Das klingt gut, aber schon eine Überschrift in der FRANKFURTER ALLGEMEINEN ZEITUNG stellt genau diese These auf die Empörungsprobe:
"Taugt der 'Nickneger' als historischer Indikator für deutschen Rassismus?" Natürlich ist das sogenannte N-Wort in der FAZ in Anführungsstriche gesetzt und natürlich wurden diese Figuren im 19. Jahrhundert so genannt, ob nun mit oder ohne rassistischem Hintergrund. Aber muss man sie deshalb heute noch so nennen? Empören Sie sich, liebe Hörer oder lassen sie es bleiben.
Wir lesen weiter. Im dazugehörigen Artikel untersucht die Kulturhistorikerin Gabriele Wiesemann diese nickenden dunkelhäutigen Figuren aus Holz und Gips, mit denen nach dem Gottesdienst Geld gesammelt wurde:
"Bei der bittenden Person etwa", so Wiesemann, "finden sich keine Anzeichen für eine übertriebene oder diffamierende Verzerrung der Gesichtszüge. Sie hatte ganz im Gegenteil immer ein freundliches Antlitz, stand sie doch in der Kirche auf der Weihnachtskrippe und sollte keine Abneigung hervorrufen, sondern an das Mitleid der Gemeinde appellieren."

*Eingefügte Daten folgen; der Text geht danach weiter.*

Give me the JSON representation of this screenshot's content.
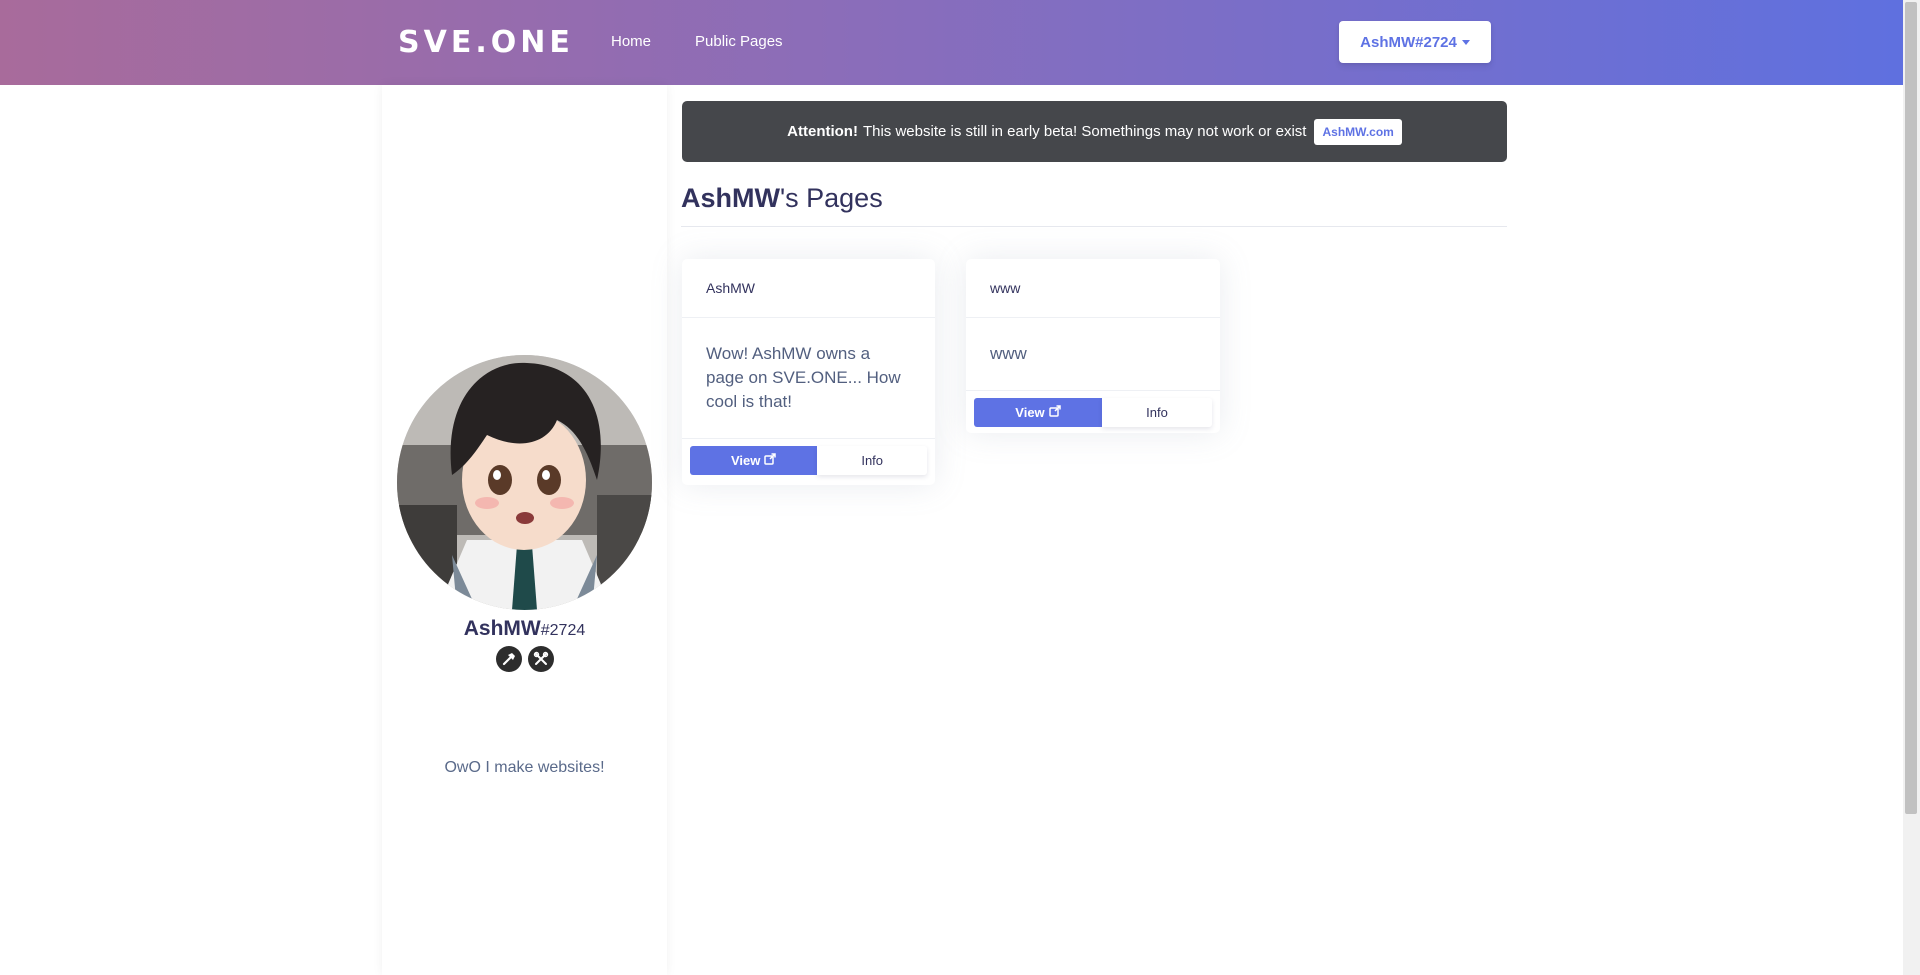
{
  "navbar": {
    "brand": "SVE.ONE",
    "links": [
      "Home",
      "Public Pages"
    ],
    "user_button": "AshMW#2724"
  },
  "profile": {
    "username": "AshMW",
    "discriminator": "#2724",
    "badges": [
      "hammer-icon",
      "tools-icon"
    ],
    "bio": "OwO I make websites!"
  },
  "alert": {
    "strong": "Attention!",
    "message": "This website is still in early beta! Somethings may not work or exist",
    "link_label": "AshMW.com"
  },
  "page": {
    "title_owner": "AshMW",
    "title_suffix": "'s Pages"
  },
  "cards": [
    {
      "header": "AshMW",
      "body": "Wow! AshMW owns a page on SVE.ONE... How cool is that!",
      "view_label": "View",
      "info_label": "Info"
    },
    {
      "header": "www",
      "body": "www",
      "view_label": "View",
      "info_label": "Info"
    }
  ],
  "colors": {
    "accent": "#5e72e4",
    "alert_bg": "#45474b",
    "nav_gradient_start": "#a86b9b",
    "nav_gradient_end": "#5e70e0"
  }
}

Und somit erkennt sie: "Wenig Anzeichen für aktiv gelebten Rassismus, zumindest nichts, was über die historische Tatsache einer stark hierarchisch geprägten Gesellschaft hinausgeht, an deren Spitze sich akademisch ausgebildete weiße Menschen platziert hatten."

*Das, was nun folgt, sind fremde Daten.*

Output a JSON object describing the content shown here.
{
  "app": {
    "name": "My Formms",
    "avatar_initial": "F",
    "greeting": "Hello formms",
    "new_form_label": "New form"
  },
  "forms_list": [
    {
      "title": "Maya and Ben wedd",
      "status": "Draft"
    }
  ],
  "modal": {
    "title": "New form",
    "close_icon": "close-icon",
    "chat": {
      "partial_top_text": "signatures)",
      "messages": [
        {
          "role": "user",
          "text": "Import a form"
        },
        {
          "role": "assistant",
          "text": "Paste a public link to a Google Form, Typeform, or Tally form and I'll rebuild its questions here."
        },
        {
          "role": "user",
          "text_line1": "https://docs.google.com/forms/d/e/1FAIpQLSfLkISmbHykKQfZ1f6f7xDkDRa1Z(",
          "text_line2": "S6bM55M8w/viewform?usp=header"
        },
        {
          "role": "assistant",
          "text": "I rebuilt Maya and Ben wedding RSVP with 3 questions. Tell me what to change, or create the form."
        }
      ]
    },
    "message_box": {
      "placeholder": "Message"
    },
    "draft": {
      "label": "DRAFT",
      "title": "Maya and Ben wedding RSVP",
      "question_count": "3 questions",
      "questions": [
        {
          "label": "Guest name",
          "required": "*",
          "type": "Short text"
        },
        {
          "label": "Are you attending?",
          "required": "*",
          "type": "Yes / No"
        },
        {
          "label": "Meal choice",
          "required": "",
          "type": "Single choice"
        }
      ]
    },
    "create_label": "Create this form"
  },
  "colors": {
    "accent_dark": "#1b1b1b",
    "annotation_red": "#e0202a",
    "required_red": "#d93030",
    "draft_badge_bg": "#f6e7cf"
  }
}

Kontroverse über Racial Profiling

Auch diese Sätze dürften bei vielen Menschen zur Empörung ausreichen. So wie auch der folgende Satz in der TAZ: "Die polizeiliche Praxis des Racial Profiling, also der gezielten Kontrolle nicht weißer Menschen, existiert laut Bundesinnenminister Horst Seehofer nicht."

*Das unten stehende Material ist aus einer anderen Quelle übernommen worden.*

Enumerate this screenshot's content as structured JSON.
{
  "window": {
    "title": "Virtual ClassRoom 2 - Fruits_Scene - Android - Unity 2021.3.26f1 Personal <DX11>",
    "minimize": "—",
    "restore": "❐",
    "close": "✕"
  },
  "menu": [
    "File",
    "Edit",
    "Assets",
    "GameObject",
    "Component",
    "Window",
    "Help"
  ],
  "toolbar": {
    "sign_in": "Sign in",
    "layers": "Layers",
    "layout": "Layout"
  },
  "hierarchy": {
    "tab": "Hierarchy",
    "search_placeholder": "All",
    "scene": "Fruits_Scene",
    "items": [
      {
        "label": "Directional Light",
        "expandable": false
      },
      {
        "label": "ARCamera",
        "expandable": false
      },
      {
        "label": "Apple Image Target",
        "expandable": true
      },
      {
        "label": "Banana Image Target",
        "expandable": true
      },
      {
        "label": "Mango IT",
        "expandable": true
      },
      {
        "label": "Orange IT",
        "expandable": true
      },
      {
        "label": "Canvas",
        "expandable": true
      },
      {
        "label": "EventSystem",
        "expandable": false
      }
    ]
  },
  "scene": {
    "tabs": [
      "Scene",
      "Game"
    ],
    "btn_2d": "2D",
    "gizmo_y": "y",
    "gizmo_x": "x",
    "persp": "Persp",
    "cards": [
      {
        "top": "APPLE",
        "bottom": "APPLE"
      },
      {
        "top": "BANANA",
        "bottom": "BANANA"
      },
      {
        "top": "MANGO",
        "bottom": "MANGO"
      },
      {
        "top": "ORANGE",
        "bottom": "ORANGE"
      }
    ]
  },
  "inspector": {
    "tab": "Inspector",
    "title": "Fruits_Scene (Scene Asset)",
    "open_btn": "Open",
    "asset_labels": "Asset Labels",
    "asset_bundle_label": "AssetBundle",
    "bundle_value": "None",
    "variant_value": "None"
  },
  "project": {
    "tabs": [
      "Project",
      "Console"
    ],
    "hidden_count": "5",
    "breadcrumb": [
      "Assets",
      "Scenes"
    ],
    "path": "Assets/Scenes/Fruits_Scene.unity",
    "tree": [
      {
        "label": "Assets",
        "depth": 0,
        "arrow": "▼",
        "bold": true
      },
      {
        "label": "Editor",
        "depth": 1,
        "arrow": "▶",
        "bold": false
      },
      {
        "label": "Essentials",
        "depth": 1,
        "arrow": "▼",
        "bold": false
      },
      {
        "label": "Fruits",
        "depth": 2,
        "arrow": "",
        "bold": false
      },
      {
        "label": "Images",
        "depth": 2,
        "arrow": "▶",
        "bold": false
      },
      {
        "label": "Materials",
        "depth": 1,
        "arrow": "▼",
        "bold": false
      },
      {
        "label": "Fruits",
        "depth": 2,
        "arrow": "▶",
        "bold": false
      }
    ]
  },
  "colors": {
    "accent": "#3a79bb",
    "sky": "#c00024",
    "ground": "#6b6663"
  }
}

Die drei protokollierten Erfahrungsberichte sprechen dann selbstverständlich eine andere Sprache, etwa der der 30-jährigen Lena Mariama Meinhold:
"Meine Mutter beispielsweise ist weiß, 68 Jahre alt und kam erst einmal in eine Verkehrskontrolle in ihrem Leben. Mir passiert das als Schwarze Frau viermal im Jahr." Empirisch ist das also eine eindeutige Sache. Doch die Aufregung darüber hält sich selbst im Freundeskreis der Betroffenen in Grenzen: "Weiße Freunde, denen ich davon erzählt habe, meinten dann: 'Ach, ich wurde auch schon einmal von der Polizei rausgezogen'."

Fangesänge von der Festplatte

Natürlich echauffieren sich die Feuilletons vom Mittwoch auch über ganz banale Dinge. Etwa über Fußballmillionäre, die derzeit sang- und klanglos vor leeren Tribünen kicken. Christian Schröder hat für den Berliner TAGESSPIEGEL das Europa-League-Spiel Leverkusen gegen Inter Mailand auf RTL gesehen und traute seinen Ohren nicht:
"Es handelte sich um eine Ohrentäuschung, eine akustische Fata Morgana. Die Fangesänge wurden eingespielt. So erlebte die Leverkusener Werkself beim Ausscheiden aus dem Finalturnier eine doppelte Demütigung. Die Soundkulisse kam ausgerechnet aus der Nachbarstadt, vom Erzrivalen1. FC Köln."